Actor naturalista por excelência, considerado como a personalidade teatral mais proeminente da sua geração, foi intérprete incomparável de Bernstein, Bataille, Niccodemi, entre muitos outros autores, e trouxe para os palcos portugueses alguns dramaturgos nunca representados até então entre nós, como Pirandello, Lenormand e o nosso Raul Brandão. Os primeiros vinte anos da carreira de Alves da Cunha foram verdadeiramente empolgantes, tendo atingido o seu apogeu em 1932. 

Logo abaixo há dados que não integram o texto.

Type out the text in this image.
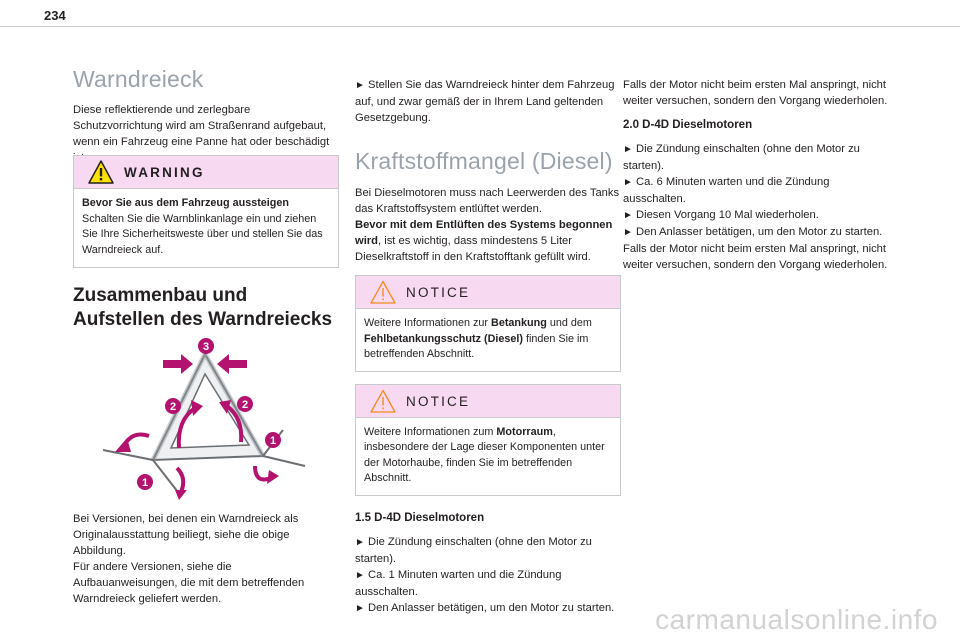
234
Warndreieck

Diese reflektierende und zerlegbare Schutzvorrichtung wird am Straßenrand aufgebaut, wenn ein Fahrzeug eine Panne hat oder beschädigt

WARNING

Bevor Sie aus dem Fahrzeug aussteigen
Schalten Sie die Warnblinkanlage ein und ziehen Sie Ihre Sicherheitsweste über und stellen Sie das Warndreieck auf.

Zusammenbau und Aufstellen des Warndreiecks
3
2	2
1
1

Bei Versionen, bei denen ein Warndreieck als Originalausstattung beiliegt, siehe die obige Abbildung.

Für andere Versionen, siehe die Aufbauanweisungen, die mit dem betreffenden Warndreieck geliefert werden.

► Stellen Sie das Warndreieck hinter dem Fahrzeug auf, und zwar gemäß der in Ihrem Land geltenden Gesetzgebung.

Kraftstoffmangel (Diesel)

Bei Dieselmotoren muss nach Leerwerden des Tanks das Kraftstoffsystem entlüftet werden.

Bevor mit dem Entlüften des Systems begonnen wird, ist es wichtig, dass mindestens 5 Liter Dieselkraftstoff in den Kraftstofftank gefüllt wird.

NOTICE

Weitere Informationen zur Betankung und dem Fehlbetankungsschutz (Diesel) finden Sie im betreffenden Abschnitt.

NOTICE

Weitere Informationen zum Motorraum, insbesondere der Lage dieser Komponenten unter der Motorhaube, finden Sie im betreffenden Abschnitt.

1.5 D-4D Dieselmotoren

► Die Zündung einschalten (ohne den Motor zu starten).

► Ca. 1 Minuten warten und die Zündung ausschalten.

► Den Anlasser betätigen, um den Motor zu starten.

Falls der Motor nicht beim ersten Mal anspringt, nicht weiter versuchen, sondern den Vorgang wiederholen.

2.0 D-4D Dieselmotoren

► Die Zündung einschalten (ohne den Motor zu starten).

► Ca. 6 Minuten warten und die Zündung ausschalten.

► Diesen Vorgang 10 Mal wiederholen.

► Den Anlasser betätigen, um den Motor zu starten.

Falls der Motor nicht beim ersten Mal anspringt, nicht weiter versuchen, sondern den Vorgang wiederholen.

carmanualsonline.info
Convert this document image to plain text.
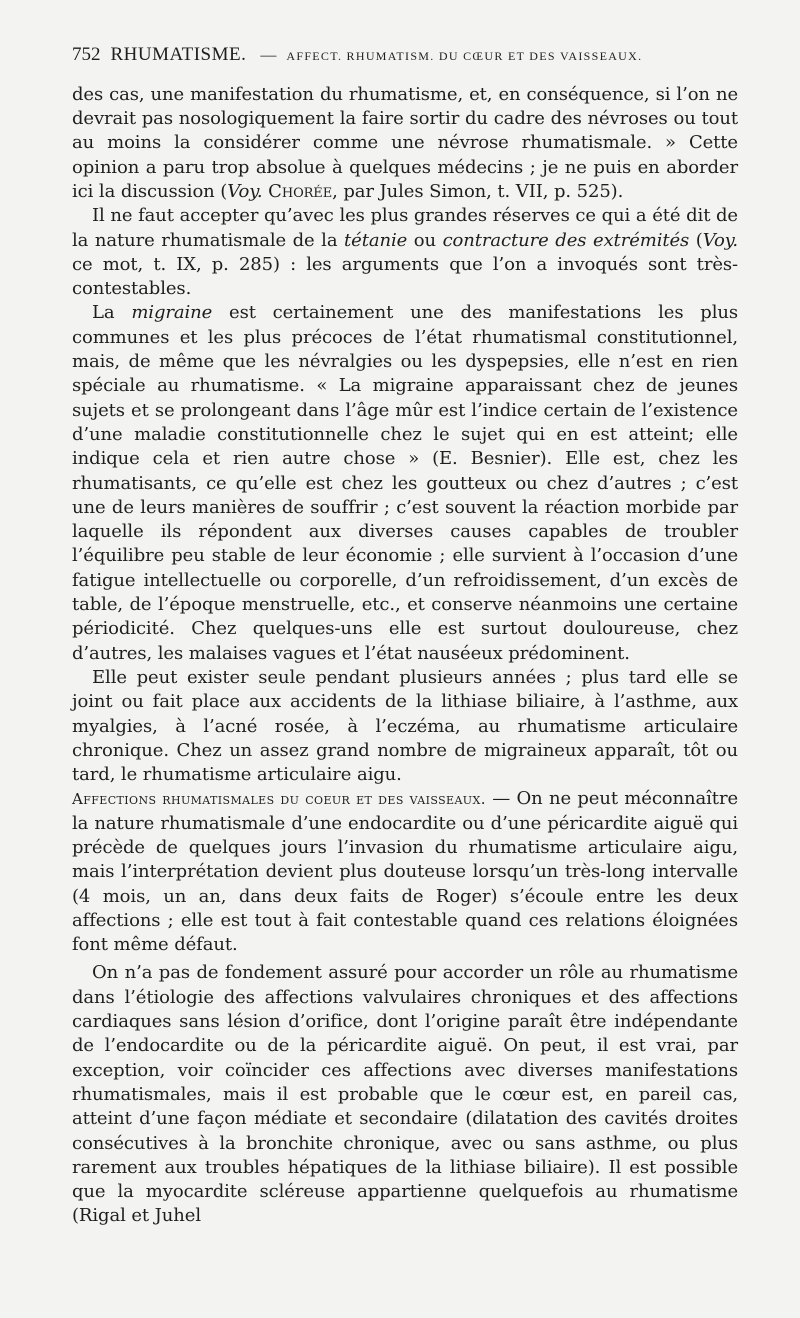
752 RHUMATISME. — AFFECT. RHUMATISM. DU CŒUR ET DES VAISSEAUX.

des cas, une manifestation du rhumatisme, et, en conséquence, si l’on ne devrait pas nosologiquement la faire sortir du cadre des névroses ou tout au moins la considérer comme une névrose rhumatismale. » Cette opinion a paru trop absolue à quelques médecins ; je ne puis en aborder ici la discussion (Voy. Chorée, par Jules Simon, t. VII, p. 525).

Il ne faut accepter qu’avec les plus grandes réserves ce qui a été dit de la nature rhumatismale de la tétanie ou contracture des extrémités (Voy. ce mot, t. IX, p. 285) : les arguments que l’on a invoqués sont très-contestables.

La migraine est certainement une des manifestations les plus communes et les plus précoces de l’état rhumatismal constitutionnel, mais, de même que les névralgies ou les dyspepsies, elle n’est en rien spéciale au rhumatisme. « La migraine apparaissant chez de jeunes sujets et se prolongeant dans l’âge mûr est l’indice certain de l’existence d’une maladie constitutionnelle chez le sujet qui en est atteint; elle indique cela et rien autre chose » (E. Besnier). Elle est, chez les rhumatisants, ce qu’elle est chez les goutteux ou chez d’autres ; c’est une de leurs manières de souffrir ; c’est souvent la réaction morbide par laquelle ils répondent aux diverses causes capables de troubler l’équilibre peu stable de leur économie ; elle survient à l’occasion d’une fatigue intellectuelle ou corporelle, d’un refroidissement, d’un excès de table, de l’époque menstruelle, etc., et conserve néanmoins une certaine périodicité. Chez quelques-uns elle est surtout douloureuse, chez d’autres, les malaises vagues et l’état nauséeux prédominent.

Elle peut exister seule pendant plusieurs années ; plus tard elle se joint ou fait place aux accidents de la lithiase biliaire, à l’asthme, aux myalgies, à l’acné rosée, à l’eczéma, au rhumatisme articulaire chronique. Chez un assez grand nombre de migraineux apparaît, tôt ou tard, le rhumatisme articulaire aigu.

Affections rhumatismales du coeur et des vaisseaux. — On ne peut méconnaître la nature rhumatismale d’une endocardite ou d’une péricardite aiguë qui précède de quelques jours l’invasion du rhumatisme articulaire aigu, mais l’interprétation devient plus douteuse lorsqu’un très-long intervalle (4 mois, un an, dans deux faits de Roger) s’écoule entre les deux affections ; elle est tout à fait contestable quand ces relations éloignées font même défaut.

On n’a pas de fondement assuré pour accorder un rôle au rhumatisme dans l’étiologie des affections valvulaires chroniques et des affections cardiaques sans lésion d’orifice, dont l’origine paraît être indépendante de l’endocardite ou de la péricardite aiguë. On peut, il est vrai, par exception, voir coïncider ces affections avec diverses manifestations rhumatismales, mais il est probable que le cœur est, en pareil cas, atteint d’une façon médiate et secondaire (dilatation des cavités droites consécutives à la bronchite chronique, avec ou sans asthme, ou plus rarement aux troubles hépatiques de la lithiase biliaire). Il est possible que la myocardite scléreuse appartienne quelquefois au rhumatisme (Rigal et Juhel
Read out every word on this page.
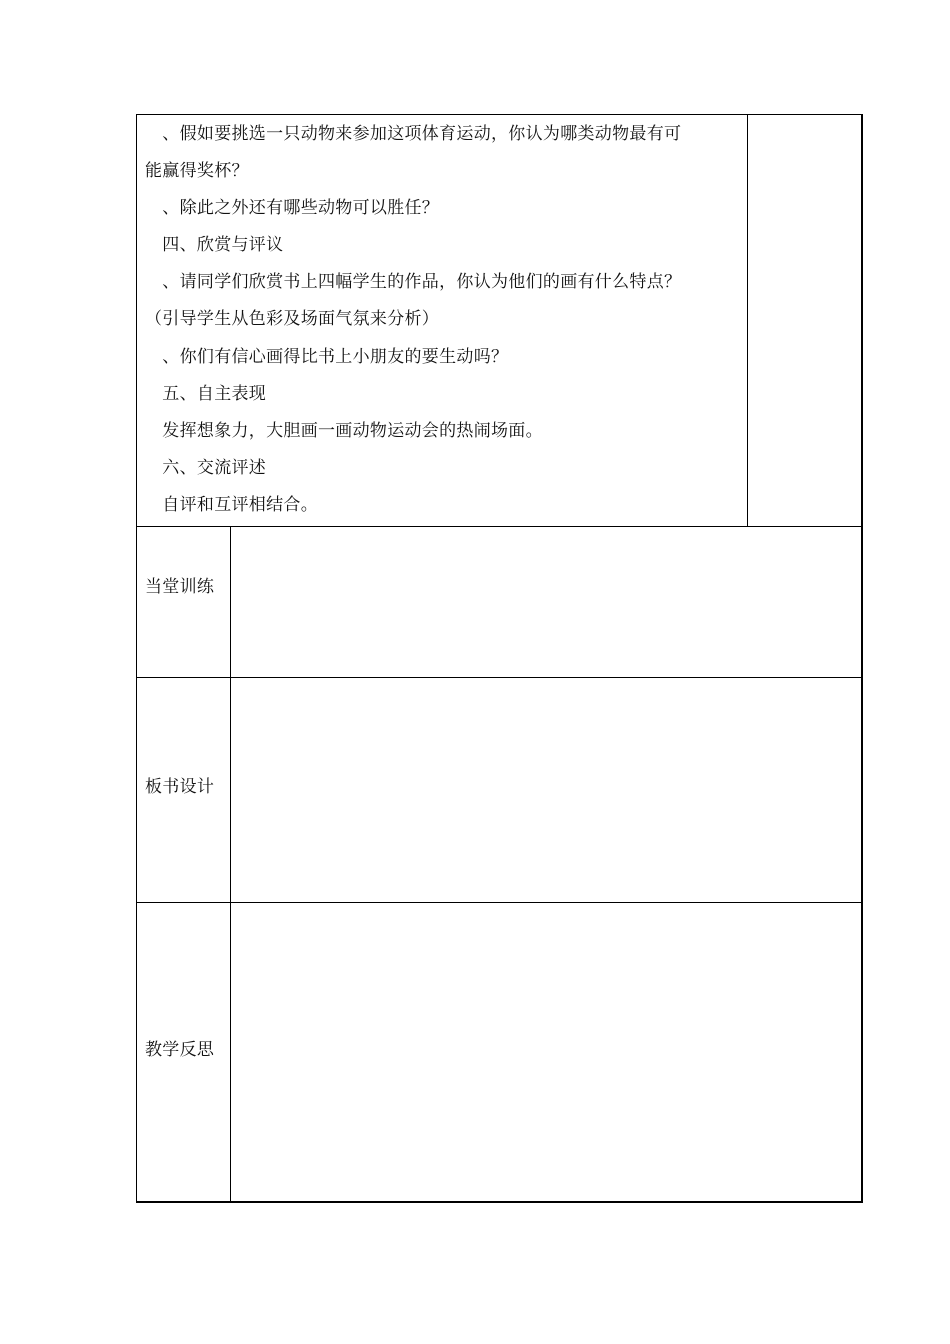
　、假如要挑选一只动物来参加这项体育运动，你认为哪类动物最有可
能赢得奖杯？
　、除此之外还有哪些动物可以胜任？
　四、欣赏与评议
　、请同学们欣赏书上四幅学生的作品，你认为他们的画有什么特点？
（引导学生从色彩及场面气氛来分析）
　、你们有信心画得比书上小朋友的要生动吗？
　五、自主表现
　发挥想象力，大胆画一画动物运动会的热闹场面。
　六、交流评述
　自评和互评相结合。
当堂训练
板书设计
教学反思
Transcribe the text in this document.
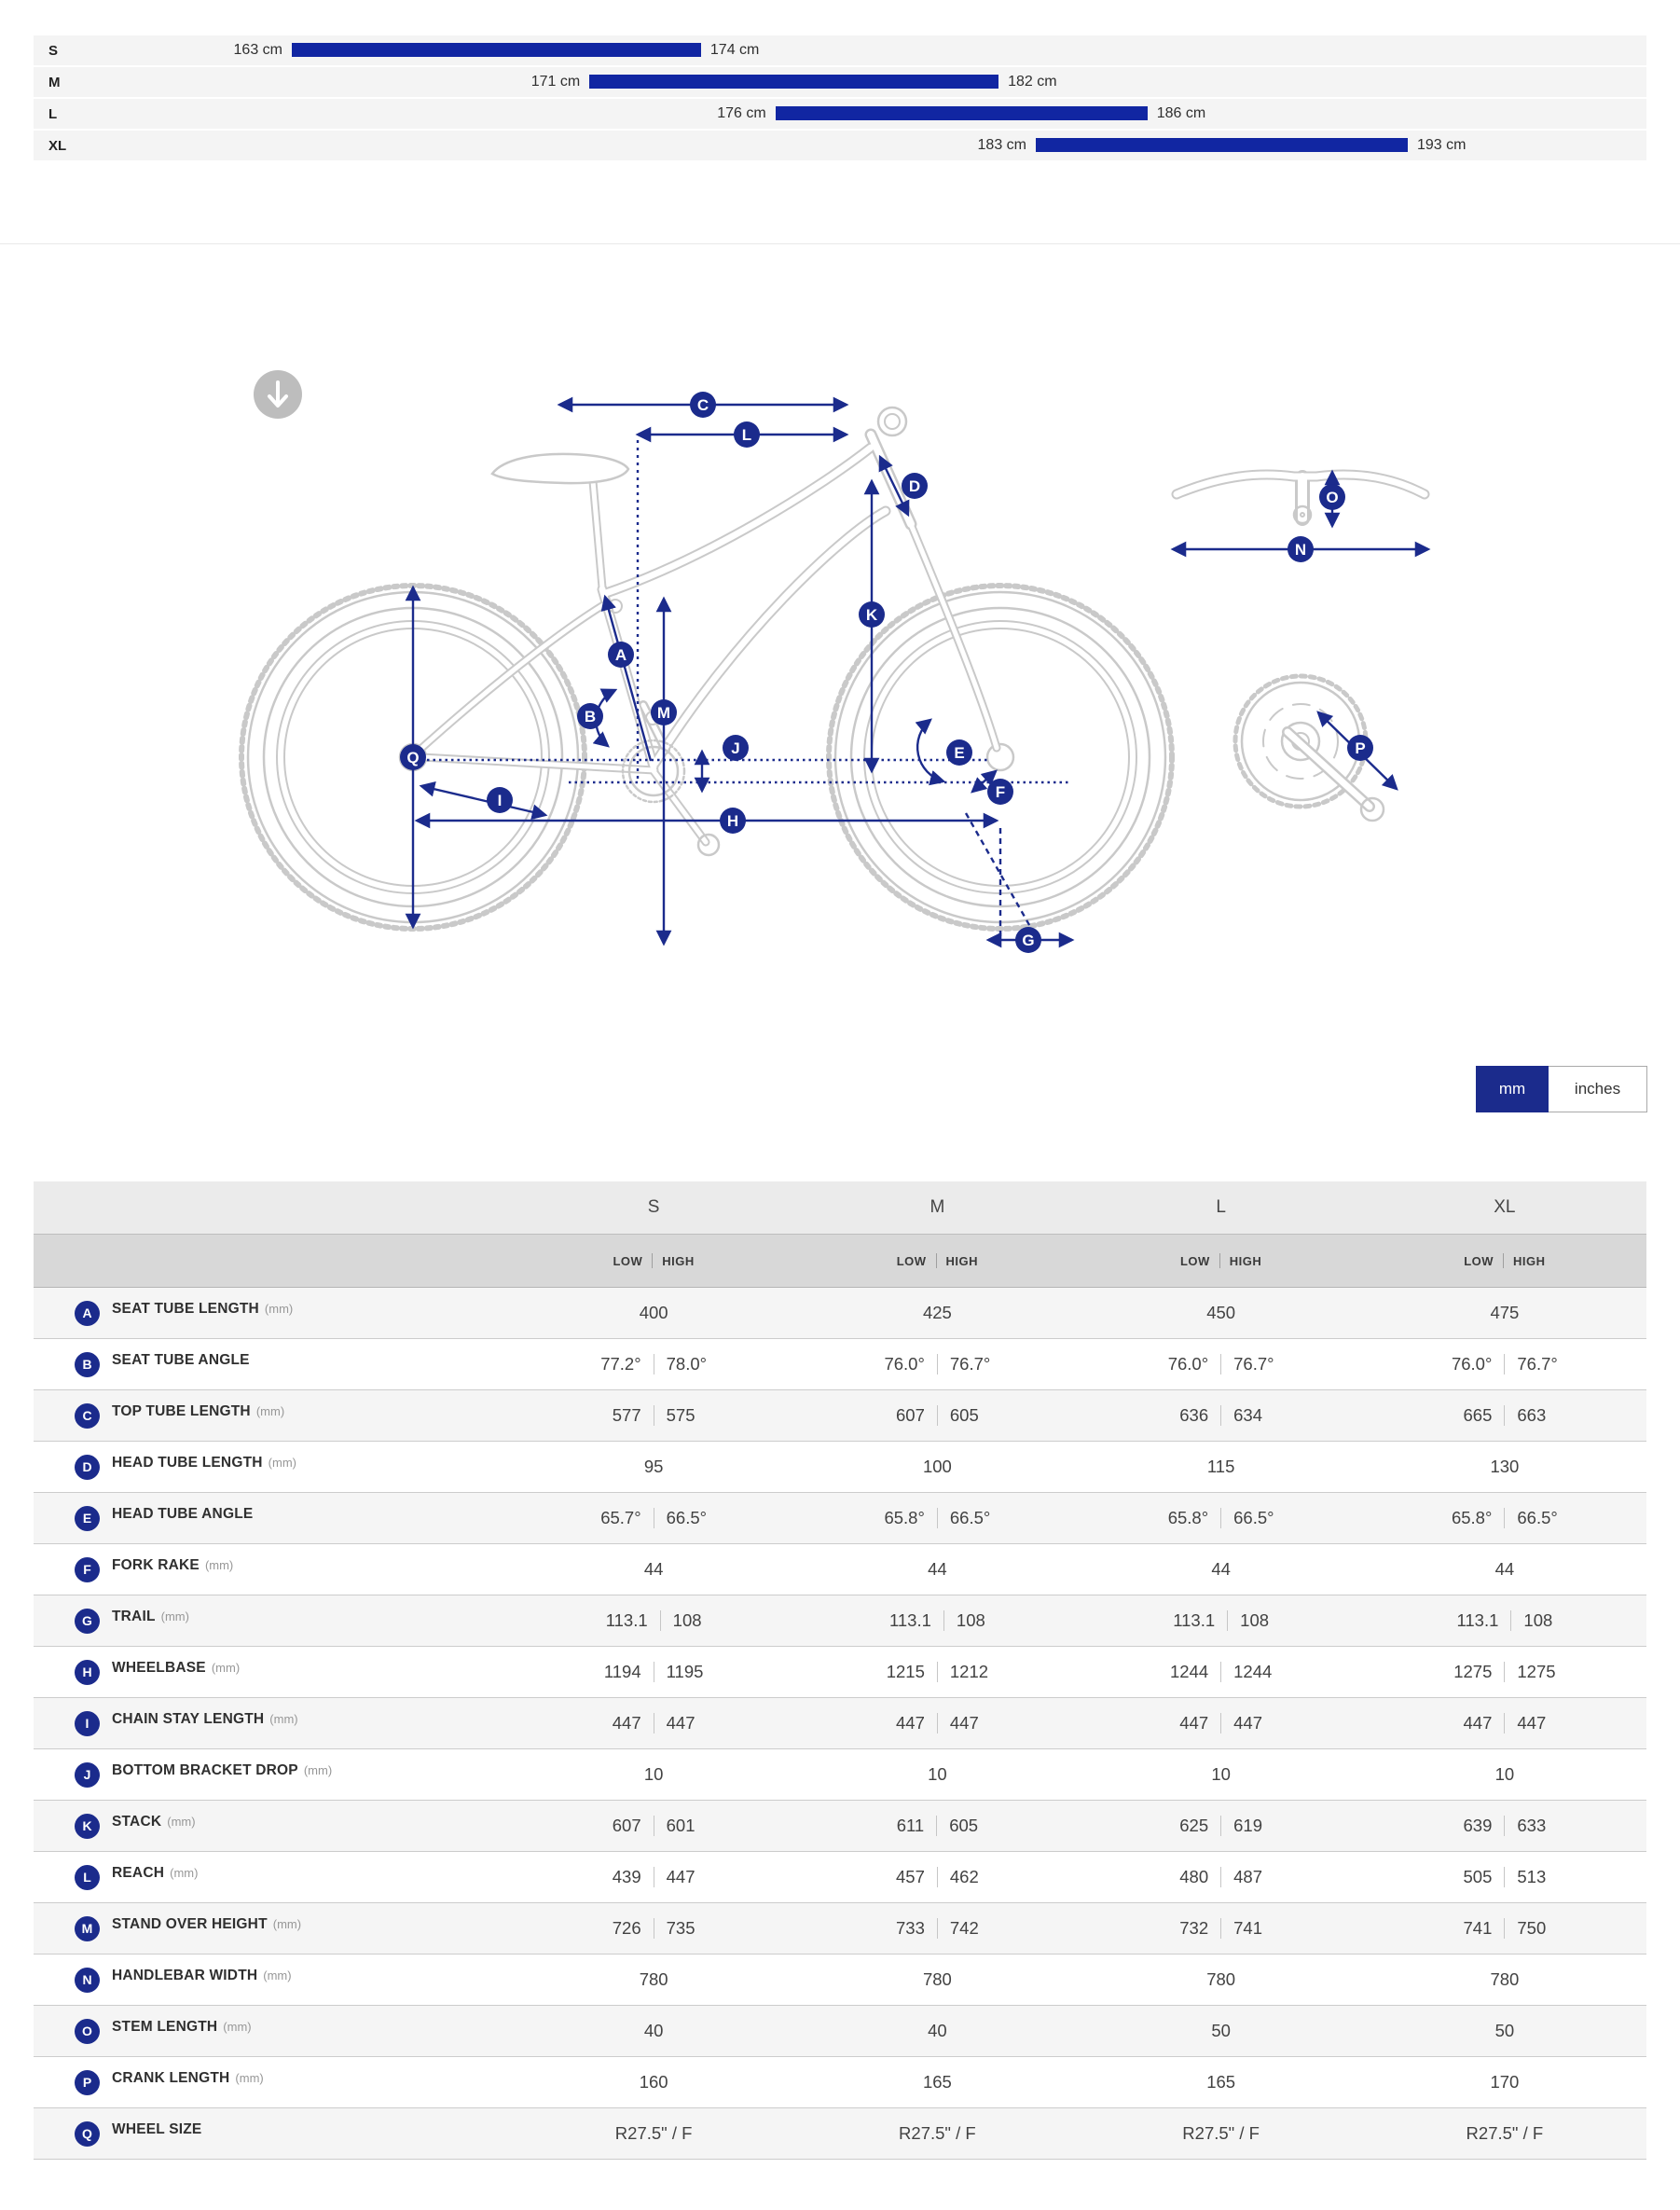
S	163 cm	174 cm
M	171 cm	182 cm
L	176 cm	186 cm
XL	183 cm	193 cm
A
B
C
D
E
F
G
H
I
J
K
L
M
N
O
P
Q
mm	inches
S	M	L	XL
LOW HIGH	LOW HIGH	LOW HIGH	LOW HIGH
A	SEAT TUBE LENGTH (mm)	400	425	450	475
B	SEAT TUBE ANGLE	77.2° 78.0°	76.0° 76.7°	76.0° 76.7°	76.0° 76.7°
C	TOP TUBE LENGTH (mm)	577 575	607 605	636 634	665 663
D	HEAD TUBE LENGTH (mm)	95	100	115	130
E	HEAD TUBE ANGLE	65.7° 66.5°	65.8° 66.5°	65.8° 66.5°	65.8° 66.5°
F	FORK RAKE (mm)	44	44	44	44
G	TRAIL (mm)	113.1 108	113.1 108	113.1 108	113.1 108
H	WHEELBASE (mm)	1194 1195	1215 1212	1244 1244	1275 1275
I	CHAIN STAY LENGTH (mm)	447 447	447 447	447 447	447 447
J	BOTTOM BRACKET DROP (mm)	10	10	10	10
K	STACK (mm)	607 601	611 605	625 619	639 633
L	REACH (mm)	439 447	457 462	480 487	505 513
M	STAND OVER HEIGHT (mm)	726 735	733 742	732 741	741 750
N	HANDLEBAR WIDTH (mm)	780	780	780	780
O	STEM LENGTH (mm)	40	40	50	50
P	CRANK LENGTH (mm)	160	165	165	170
Q	WHEEL SIZE	R27.5" / F	R27.5" / F	R27.5" / F	R27.5" / F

Nesse ano, o actor ingressou no elenco da companhia Amélia Rey Colaço-Robles Monteiro para uma gloriosa digressão ao Brasil, e, no regresso, fixou-se nos seus quadros residentes. Nesta sua primeira passagem por aquela companhia, que durou pouco mais de dois anos, Alves da Cunha criou personagens memoráveis em peças como “As Duas Causas”, que mais tarde interpretaria também no cinema, “Frei Luís de Sousa” e “A Dama das Camélias”, entre muitas outras. 
Mas foi na companhia Rosas & Brazão, na temporada 1914-1915, que o ator teve ocasião de pôr à prova pela primeira vez as potencialidades do seu talento. Com o seu estatuto de grande actor já consolidado, Alves da Cunha formou companhia com a sua mulher, a actriz Berta de Bivar, mas não foi muito feliz nessa tremenda aventura de empresário. Arrostou grandes dificuldades, de que se queixava vezes amiúde. Chegou até a não ter palco para representar, como referiu numa carta enviada para o jornal Diário de Lisboa. «Parece mentira, mas é verdade: não tenho casa para trabalhar» - escreveu Alves da Cunha. 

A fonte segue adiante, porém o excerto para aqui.